Людей в автобусе было не много. Некоторые остались в нём, желая вернуться в город и переждать непогоду там, а несколько человек, натянув шапки глубже, подняв воротники на пальто, на куртках, вышли и направились к селу, пробивая дорогу в полуметровом снегу, они не могли вернуться в город, их ждали дома. Среди них был и Павел Новиков. Его ждут мама и сестрёнка Нина. Мама говорила, что к ней уже сватался приезжий парень, может, уже стала мужней женой и не ждёт брата? А ведь сел в тюрьму он, чтобы честь её сохранить, чтобы никто не посмел называть её «шалавой».

Идти несколько километров, преодолевая порывы ветра, секущий лицо снег, с трудом вытаскивая ноги из сугробов, было очень трудно. Но парень был молодой, сильный и выносливый. Был жилистый, как говорил его физрук в далёкие школьные годы. Вот, и условно досрочное освобождение получил за то, что от тяжёлой работы никогда не отлынивал, в конфликты не ввязывался, авторитетам не перечил, понимая бесполезность таких попыток, короче, был образцовым заключённым, не доставляющим никому хлопот. Будь по другому, пришлось бы ему сидеть ещё до осени. Остановился, перевёл дыхание, посмотрел по сторонам, убедился, что не сбился с дороги, все сошедшие с ним пассажиры шли кучно в одном направлении. Слегка, согнувшись, чтобы уменьшить сопротивление ветру, он пошёл дальше.

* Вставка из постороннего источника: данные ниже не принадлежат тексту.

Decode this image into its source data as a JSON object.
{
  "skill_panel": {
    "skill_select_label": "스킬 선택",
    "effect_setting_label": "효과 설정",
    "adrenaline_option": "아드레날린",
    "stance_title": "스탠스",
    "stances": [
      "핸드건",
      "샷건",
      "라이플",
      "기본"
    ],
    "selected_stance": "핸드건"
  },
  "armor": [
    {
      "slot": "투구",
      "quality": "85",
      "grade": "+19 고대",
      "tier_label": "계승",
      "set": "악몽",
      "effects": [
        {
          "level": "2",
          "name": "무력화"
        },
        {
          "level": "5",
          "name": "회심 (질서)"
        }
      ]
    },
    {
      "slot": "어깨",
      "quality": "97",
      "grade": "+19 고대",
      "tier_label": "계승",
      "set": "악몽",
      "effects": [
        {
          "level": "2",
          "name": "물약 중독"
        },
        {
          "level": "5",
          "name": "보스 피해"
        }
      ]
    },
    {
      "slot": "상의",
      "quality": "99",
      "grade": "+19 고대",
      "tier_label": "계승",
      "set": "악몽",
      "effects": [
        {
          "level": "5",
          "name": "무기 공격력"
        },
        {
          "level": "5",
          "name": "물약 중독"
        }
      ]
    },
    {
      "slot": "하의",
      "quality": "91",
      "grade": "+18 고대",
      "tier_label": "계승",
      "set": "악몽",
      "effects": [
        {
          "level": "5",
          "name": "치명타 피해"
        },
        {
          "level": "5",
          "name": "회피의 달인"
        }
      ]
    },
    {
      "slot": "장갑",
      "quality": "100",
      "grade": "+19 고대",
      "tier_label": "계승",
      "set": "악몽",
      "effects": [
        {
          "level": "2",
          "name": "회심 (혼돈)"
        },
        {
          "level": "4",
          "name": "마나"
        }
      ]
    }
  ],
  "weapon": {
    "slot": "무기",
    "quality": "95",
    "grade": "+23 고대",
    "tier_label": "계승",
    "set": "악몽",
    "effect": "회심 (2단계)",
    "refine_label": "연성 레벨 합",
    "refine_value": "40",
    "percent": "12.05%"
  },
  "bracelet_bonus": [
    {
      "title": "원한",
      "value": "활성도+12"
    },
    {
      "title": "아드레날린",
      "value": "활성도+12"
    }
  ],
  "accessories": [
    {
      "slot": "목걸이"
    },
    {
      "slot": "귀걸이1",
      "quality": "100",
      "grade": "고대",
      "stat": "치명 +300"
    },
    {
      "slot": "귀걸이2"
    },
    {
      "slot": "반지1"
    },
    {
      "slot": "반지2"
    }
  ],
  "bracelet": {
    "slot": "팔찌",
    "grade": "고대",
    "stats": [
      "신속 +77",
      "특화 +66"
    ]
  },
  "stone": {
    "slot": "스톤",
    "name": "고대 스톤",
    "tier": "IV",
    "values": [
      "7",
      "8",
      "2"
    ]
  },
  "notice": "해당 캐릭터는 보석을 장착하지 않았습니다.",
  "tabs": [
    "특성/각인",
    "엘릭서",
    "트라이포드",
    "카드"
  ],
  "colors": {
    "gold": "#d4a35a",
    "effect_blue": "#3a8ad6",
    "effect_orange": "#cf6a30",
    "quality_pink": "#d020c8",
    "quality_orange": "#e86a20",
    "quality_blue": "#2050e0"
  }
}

Вот, и родная улица. В каждом доме свет в окошках, из каждой трубы дымок вьётся. Паша ускорил шаг, благо, дорогу прочистили недавно, и идти было легче, чем в поле. У него радостно забилось сердце при приближении к дому. Калитка уже не зелёная, а синяя, почему-то, и лавочки, на которой гуляли детьми, у неё не стало. Но дом, крыльцо, ступеньки, всё родное, знакомое. Постоял, перевёл дыхание, вдохнул воздух полной грудью, чтобы сердце успокоилось, и постучал в окошко.

…..

– Да, иду я, иду, не греми так! Коля, ты? – Послышалось за дверью, на крыльце тусклым светом замерцал светильник, в дверном проёме стояла молодая, красивая, очень похожая на маму в молодости, его сестрёнка.

– Нет, Нина, это не Коля, это я, Паша.

Было видно, что она не ожидала увидеть брата. Молча стала пятиться в дом.

–А-а-а… Чего ты тут, а не в тюрьме? – Выдавила силой из себя нелепый вопрос. Павел засмеялся.

– Не бойся, не сбежал я. Условно досрочно освободили. А мама где, почему не выходит? На работе? – Нина молчала. – Чего молчишь?

– Так…Нет…Мамы…Больше. Померла ещё осенью… А ты что – не знал?

Паша не мог понять смысла услышанных слов. Он видел маму осенью, она была жива и здорова. Приезжала на свидание, радовалась, что сидеть ему осталось меньше года. Как же она могла умереть, не дождавшись его? Она же ещё совсем молодая… Опустился на табурет у стола, ноги не держали. От длинного трудного пути – не держали, от вести страшной и непостижимой стали ватными.

– Почему же ты мне не написала, не сообщила?

– А что сообщать? Она во сне умерла. Сегодня умерла, завтра похоронили, ты бы всё равно не приехал, не отпустили бы тебя.

– Но знать то я имею право? – Поднял глаза на сестру.– Знать, что сирота я теперь – могу? Что же за сердце у тебя, Нинка?

– Ты тут на меня не ори! Сам мать довёл до могилы, а теперь плачешься? Думаешь, легко было ей знать, что сын преступник, в тюрьме сидит?

– Да, какой же я преступник? Драка была. За то, что Генка тебя шалавой назвал, я ему врезал. Кто же мог знать, что отлетит он к углу клуба и головой шибанётся, инвалидом станет? Думаешь, я себя не корю за тот удар? Всю жизнь корить буду. Перед законом – кару понёс, а перед своей совестью не получается.

– Ладно, не надо мне тут нотации читать, выметайся, давай, не родня ты мне больше.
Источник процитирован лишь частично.